Vera Rubin is not a single GPU. NVIDIA adopted an "extreme codesign" approach, simultaneously designing GPU, CPU, network, DPU, and storage. The goal is simple: to create a structure that runs AI not just faster, but more cheaply.
Vera Rubin uses TSMC's 3nm process (1nm = one billionth of a meter) and next-generation CoWoS-L packaging, increasing the number of transistors by about 1.6 times compared to the previous generation. Training performance has improved by more than three times, and inference performance by about five times. However, some analysts note that the GPU performance of Vera Rubin does not appear to have improved dramatically.
Kim Joungho, Professor of Electrical Engineering at KAIST, commented, "Since the performance improvement is less than before, it seems they've turned their attention to other areas." While the performance of the Vera CPU used alongside the Rubin GPU has also improved significantly, the real change lies in the memory hierarchy rather than computational performance.
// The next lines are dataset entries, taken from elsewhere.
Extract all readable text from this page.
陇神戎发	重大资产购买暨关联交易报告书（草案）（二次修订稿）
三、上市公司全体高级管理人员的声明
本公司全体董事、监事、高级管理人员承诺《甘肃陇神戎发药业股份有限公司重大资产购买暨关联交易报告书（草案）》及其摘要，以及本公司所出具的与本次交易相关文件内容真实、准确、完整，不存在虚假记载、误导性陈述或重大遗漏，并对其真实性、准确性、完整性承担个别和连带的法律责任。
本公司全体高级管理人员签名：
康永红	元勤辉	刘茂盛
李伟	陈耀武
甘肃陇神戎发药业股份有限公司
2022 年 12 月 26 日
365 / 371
Alongside Vera Rubin, NVIDIA introduced Rubin CPX. Rubin CPX is a processor dedicated to large-scale context inference (Prefill stage) that uses GDDR7 instead of HBM. It processes the vast context required by AI agents with a relatively inexpensive memory structure, thereby reducing overall inference costs. Eugene Investment & Securities analyzed, "Rubin CPX, together with Rubin GPU, will be installed in rack systems, accelerating platform adoption."
In addition, NVIDIA unveiled a new concept called ICMS (Inference Context Memory Storage). ICMS adds a new layer called "G3.5" between GPU memory and traditional storage. This layer is designed exclusively for KV cache and runs on SSD, that is, NAND-based memory.
The core hardware of ICMS is the BlueField-4 DPU. BlueField-4 is responsible for transferring data between the GPU and storage, efficiently managing KV cache transfers. NVIDIA's direct introduction of a "standard storage platform" demonstrates the company's belief that storage has become a key factor determining AI performance and costs. Jangwoo Kim, CEO of MangoBoost, a DPU design company, explained, "It seems that NVIDIA has also started applying DPUs to areas where bottlenecks need to be addressed."
◆ "16TB per GPU"... The Possibility of a NAND Shock Becomes Reality = Overseas IT media outlet WCCFTECH analyzed that Vera Rubin and ICMS could bring a new supply shock to the NAND flash market. Citing analysis from Citi Securities, the outlet reported that Vera Rubin-based systems could be equipped with about 16TB of NAND flash per GPU, and up to 1.1PB (petabytes) per NVL72 rack. The notable point is the scale.
Citi estimated that if Vera Rubin shipments expand to 100,000 units by 2027, NVIDIA alone could generate demand for more than 110 million TB of NAND. This would account for about 9% of the projected global total NAND demand.
WCCFTECH diagnosed, "NVIDIA's new storage strategy alone could trigger a supply shock in the NAND industry that has not yet been factored in." With the NAND market already tight due to data center expansion and increased inference demand, the expansion of KV cache pools for the AI agent era is expected to further strain NAND supply. This suggests that, just as DRAM prices have soared due to reduced DRAM production for HBM manufacturing, a similar phenomenon could occur in the NAND market.
Eugene Investment & Securities analyzed, "Expectations for the NAND market in 2026 can be set higher than before." This indicates the possibility that the center of the memory market could expand from DRAM to storage.
Professor Kim predicted, "For the time being, NAND flash will continue to be used in its current form, but as research on HBF-stacked NAND flash similar to HBM-has just begun, the direction will eventually shift toward HBF in the future."